Annihilator is the new comic from writer Grant Morrison which is described by it’s publisher Legendary Comics as:
Washed-up Hollywood screenwriter Ray Spass is caught in a downward spiral of broken relationships, wild parties and self-destruction. Out of luck and out of chances, he’s one failed script away from fading into obscurity. Little does he know he’s about to write the story of his life. As his imagination runs rampant, Ray must join forces with his own fictional character Max Nomax on a reality-bending race to stop the entire universe from imploding – without blowing his own mind in the process.
If it sounds a bit familiar it’s because the idea of an ordinary, ‘real’ person meeting their fictional creation, or vice-versa, is something Morrison has used over and over again in works like Animal Man. Morrison has throughout his career explored this idea to the point where it’s become ‘his’ thing, which is fine as long as the work is good, but I’ve a feeling Morrison is in second gear cruising a lot of the time. Now Morrison’s cruising in second gear is most mainstream comic writers turbo power, but this isn’t to say that Morrison is excused from, frankly, being really fucking complacent.
This isn’t to say Annihilator is complacent. It isn’t and for a start, something this beautifully drawn could never be complacent. Fraser Irving’s art is wonderful.

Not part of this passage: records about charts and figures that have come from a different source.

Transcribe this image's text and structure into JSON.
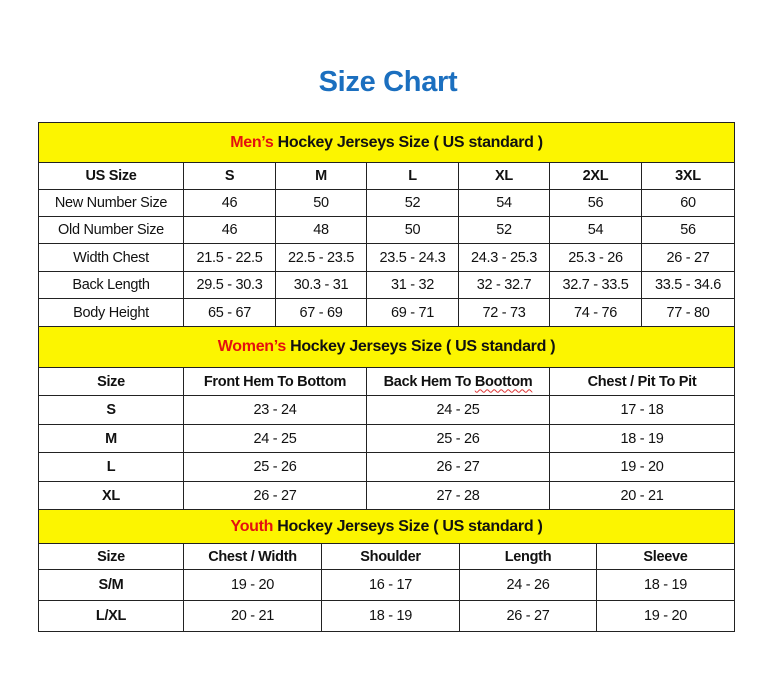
{
  "title": "Size Chart",
  "colors": {
    "title": "#1b6fbf",
    "banner": "#fcf500",
    "accent": "#e4110f"
  },
  "men": {
    "banner_accent": "Men’s",
    "banner_rest": " Hockey Jerseys Size ( US standard )",
    "headers": [
      "US Size",
      "S",
      "M",
      "L",
      "XL",
      "2XL",
      "3XL"
    ],
    "rows": [
      [
        "New Number Size",
        "46",
        "50",
        "52",
        "54",
        "56",
        "60"
      ],
      [
        "Old Number Size",
        "46",
        "48",
        "50",
        "52",
        "54",
        "56"
      ],
      [
        "Width Chest",
        "21.5 - 22.5",
        "22.5 - 23.5",
        "23.5 - 24.3",
        "24.3 - 25.3",
        "25.3 - 26",
        "26 - 27"
      ],
      [
        "Back Length",
        "29.5 - 30.3",
        "30.3 - 31",
        "31 - 32",
        "32 - 32.7",
        "32.7 - 33.5",
        "33.5 - 34.6"
      ],
      [
        "Body Height",
        "65 - 67",
        "67 - 69",
        "69 - 71",
        "72 - 73",
        "74 - 76",
        "77 - 80"
      ]
    ]
  },
  "women": {
    "banner_accent": "Women’s",
    "banner_rest": " Hockey Jerseys Size ( US standard )",
    "headers": [
      "Size",
      "Front Hem To Bottom",
      "Back Hem To Boottom",
      "Chest / Pit To Pit"
    ],
    "rows": [
      [
        "S",
        "23 - 24",
        "24 - 25",
        "17 - 18"
      ],
      [
        "M",
        "24 - 25",
        "25 - 26",
        "18 - 19"
      ],
      [
        "L",
        "25 - 26",
        "26 - 27",
        "19 - 20"
      ],
      [
        "XL",
        "26 - 27",
        "27 - 28",
        "20 - 21"
      ]
    ]
  },
  "youth": {
    "banner_accent": "Youth",
    "banner_rest": " Hockey Jerseys Size ( US standard )",
    "headers": [
      "Size",
      "Chest / Width",
      "Shoulder",
      "Length",
      "Sleeve"
    ],
    "rows": [
      [
        "S/M",
        "19 - 20",
        "16 - 17",
        "24 - 26",
        "18 - 19"
      ],
      [
        "L/XL",
        "20 - 21",
        "18 - 19",
        "26 - 27",
        "19 - 20"
      ]
    ]
  }
}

I think there’s something Morrison is trying to tell us in this story of a failed Hollywood writer trying to make it big. From the moment we’re introduced to the writer Ray Spass, he’s looking at a new home in Hollywood that’s going cheap because of it’s dubious past, it feels that Morrison, is well, telling us something about himself. After all he’s tried and failed to get his work into film while his protege Mark Millar has had three of his comics adapted for film and a fourth is on it’s way next year, while Alan Moore doesn’t want anything to do with his works Hollywood adapts which is something which must drive Morrison barmy.
Spass is your very typically egocentric Hollywood writer, and his creation Max Nomax has a touch of the Gideon Stargrave about him, but it is the story of Spass and his dealings with Hollywood that’s treading water. In fact it reads like a conservative version of The Auteur, a wonderfully sharp satire on Hollywood that didn’t treat itself as important as Annihilator does at times. It’s the world of Nomax that’s more interesting, even if it’s just a space opera.
As the first issue of a six issue series it would be unfair to put too much into the one issue but it’s trying to feel young and exciting while it reads at times like a 50 year old buying a red Ferrari and wearing tight jeans. It feels a tad middle aged and weary. This said, it is worth getting for Irving’s lovely art but this might be one to sit back and wait for the collected edition.